Thompson would say nothing.
He wouldn’t as much as acknowledge all has worked out well.
“We’ve moved on,” he said.
He said it every time he was asked about Favre.
Someone asked Thompson what it was that the scout in him loved about Rodgers. He said he remembered watching tape of a game the quarterback played against USC and completed 20 passes in a row. He paused for a second and said it might not actually have been 20, but the point was nonetheless made. Rodgers was accurate and Thompson was impressed.
When Favre said he wanted to leave after the 2007 season, he blamed Thompson. He said the general manager wouldn’t go out and sign a superstar wide receiver. But it seemed as if it was more than just about a receiver, it was an indictment on the way Thompson was building the team: deliberately with young players who would fit nicely around a different quarterback, a younger quarterback.
Favre’s venom inspired a series of websites that were devoted to the demise of Thompson as the Packers’ general manager. Thompson said nothing. When asked on Tuesday, he tried to shake his head and make the memory go away, not because it brought misery but because it meant talking about Favre and a decision that worked and he wasn’t interested in discussing such things. They didn’t matter.
Eventually he laughed and leaned back.
“People think I was martyred or something,” he said. “It’s not like that.”
But he was the most hated man in Green Bay at one point.

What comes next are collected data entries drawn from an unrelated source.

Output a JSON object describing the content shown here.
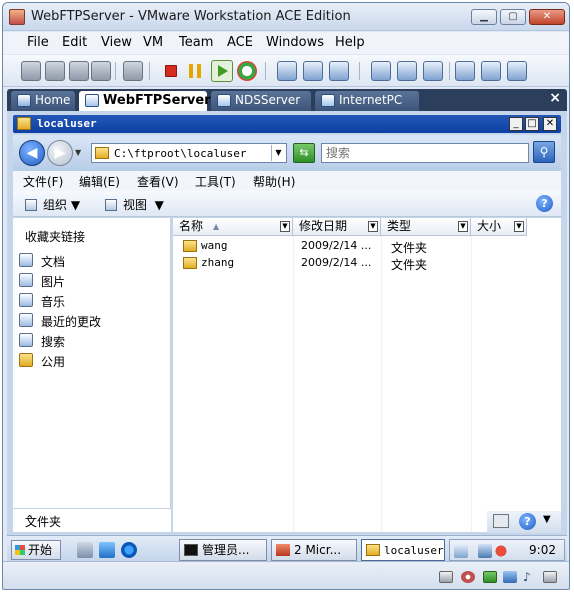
{
  "vm": {
    "title": "WebFTPServer - VMware Workstation ACE Edition",
    "menu": [
      "File",
      "Edit",
      "View",
      "VM",
      "Team",
      "ACE",
      "Windows",
      "Help"
    ],
    "tabs": [
      {
        "label": "Home",
        "active": false
      },
      {
        "label": "WebFTPServer",
        "active": true
      },
      {
        "label": "NDSServer",
        "active": false
      },
      {
        "label": "InternetPC",
        "active": false
      }
    ],
    "tabs_close": "×"
  },
  "explorer": {
    "title": "localuser",
    "address": "C:\\ftproot\\localuser",
    "search_placeholder": "搜索",
    "menu": [
      "文件(F)",
      "编辑(E)",
      "查看(V)",
      "工具(T)",
      "帮助(H)"
    ],
    "commands": {
      "organize": "组织",
      "views": "视图"
    },
    "left_heading": "收藏夹链接",
    "links": [
      {
        "label": "文档",
        "icon": "documents-icon"
      },
      {
        "label": "图片",
        "icon": "pictures-icon"
      },
      {
        "label": "音乐",
        "icon": "music-icon"
      },
      {
        "label": "最近的更改",
        "icon": "recent-changes-icon"
      },
      {
        "label": "搜索",
        "icon": "search-folder-icon"
      },
      {
        "label": "公用",
        "icon": "public-folder-icon"
      }
    ],
    "folders_label": "文件夹",
    "columns": [
      "名称",
      "修改日期",
      "类型",
      "大小"
    ],
    "rows": [
      {
        "name": "wang",
        "date": "2009/2/14 ...",
        "type": "文件夹"
      },
      {
        "name": "zhang",
        "date": "2009/2/14 ...",
        "type": "文件夹"
      }
    ]
  },
  "taskbar": {
    "start": "开始",
    "tasks": [
      {
        "label": "管理员...",
        "active": false
      },
      {
        "label": "2 Micr...",
        "active": false
      },
      {
        "label": "localuser",
        "active": true
      }
    ],
    "clock": "9:02"
  }
}
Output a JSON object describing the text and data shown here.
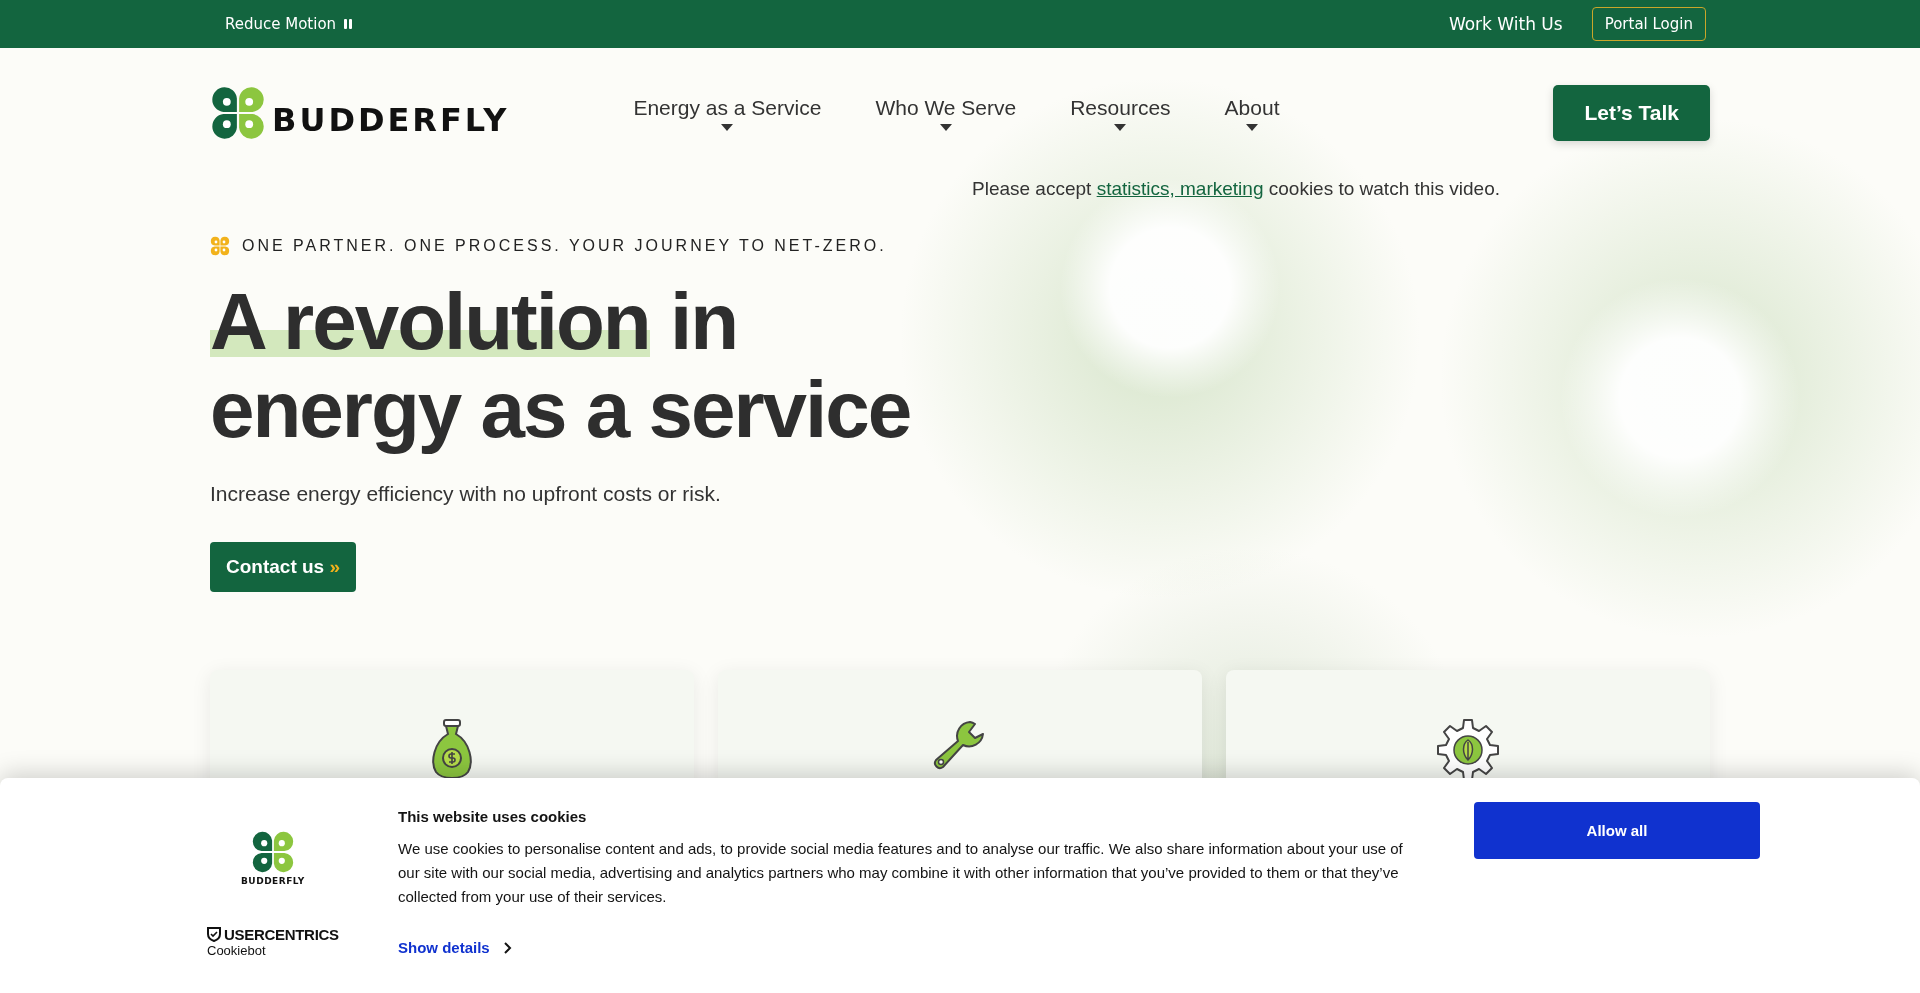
{
  "top_bar": {
    "reduce_motion": "Reduce Motion",
    "work_with_us": "Work With Us",
    "portal_login": "Portal Login"
  },
  "header": {
    "logo": "BUDDERFLY",
    "nav": [
      {
        "label": "Energy as a Service"
      },
      {
        "label": "Who We Serve"
      },
      {
        "label": "Resources"
      },
      {
        "label": "About"
      }
    ],
    "cta": "Let’s Talk"
  },
  "video_notice": {
    "before": "Please accept",
    "link": "statistics, marketing",
    "after": "cookies to watch this video."
  },
  "hero": {
    "tagline": "ONE PARTNER. ONE PROCESS. YOUR JOURNEY TO NET-ZERO.",
    "headline_highlight": "A revolution",
    "headline_rest": "in energy as a service",
    "subtitle": "Increase energy efficiency with no upfront costs or risk.",
    "button": "Contact us",
    "button_suffix": "»"
  },
  "cards": [
    {
      "kind": "money-bag"
    },
    {
      "kind": "wrench"
    },
    {
      "kind": "gear-leaf"
    }
  ],
  "cookie_banner": {
    "logo_text": "BUDDERFLY",
    "brand": "USERCENTRICS",
    "brand_sub": "Cookiebot",
    "title": "This website uses cookies",
    "body": "We use cookies to personalise content and ads, to provide social media features and to analyse our traffic. We also share information about your use of our site with our social media, advertising and analytics partners who may combine it with other information that you’ve provided to them or that they’ve collected from your use of their services.",
    "show_details": "Show details",
    "allow_all": "Allow all"
  }
}
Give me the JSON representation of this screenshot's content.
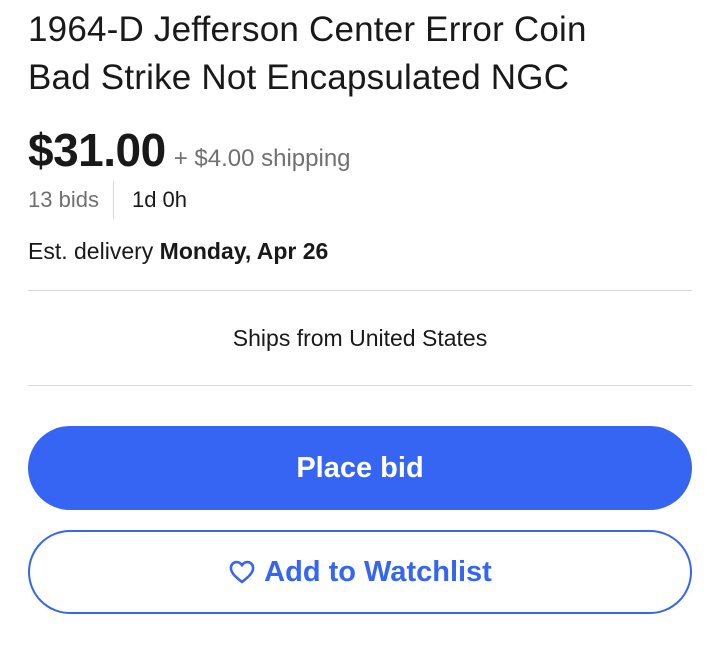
{
  "listing": {
    "title_line1": "1964-D Jefferson Center Error Coin",
    "title_line2": "Bad Strike Not Encapsulated NGC",
    "price": "$31.00",
    "shipping": "+ $4.00 shipping",
    "bids": "13 bids",
    "time_left": "1d 0h",
    "delivery_prefix": "Est. delivery ",
    "delivery_date": "Monday, Apr 26",
    "ships_from": "Ships from United States"
  },
  "actions": {
    "place_bid_label": "Place bid",
    "watchlist_label": "Add to Watchlist",
    "watchlist_icon": "heart-outline-icon"
  },
  "colors": {
    "accent": "#3665f3",
    "text": "#191919",
    "muted": "#707070",
    "divider": "#d8d8d8"
  }
}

“I don’t think I was,” he replied. Then he laughed. “I might have been second.”
As for first?
“I don’t know,” he said.
On the phone, a few days ago, Reinfeldt sighed.
“Ted has big shoulders,” the Titans general manager said. “I’m sure he kept a lot of that internal.”
Tuesday was the time for Ted Thompson’s vindication.
Except it never came. Instead he gave the same answers he always has. Which was little. He looked up at the stadium clock, an hour had passed. He chuckled.
“I don’t think I’ve talked this long ever,” he said.
“I really don’t like to do much talking” he said again.
He didn’t have to. He was right. Everyone knew it.
Even if he will never say so himself.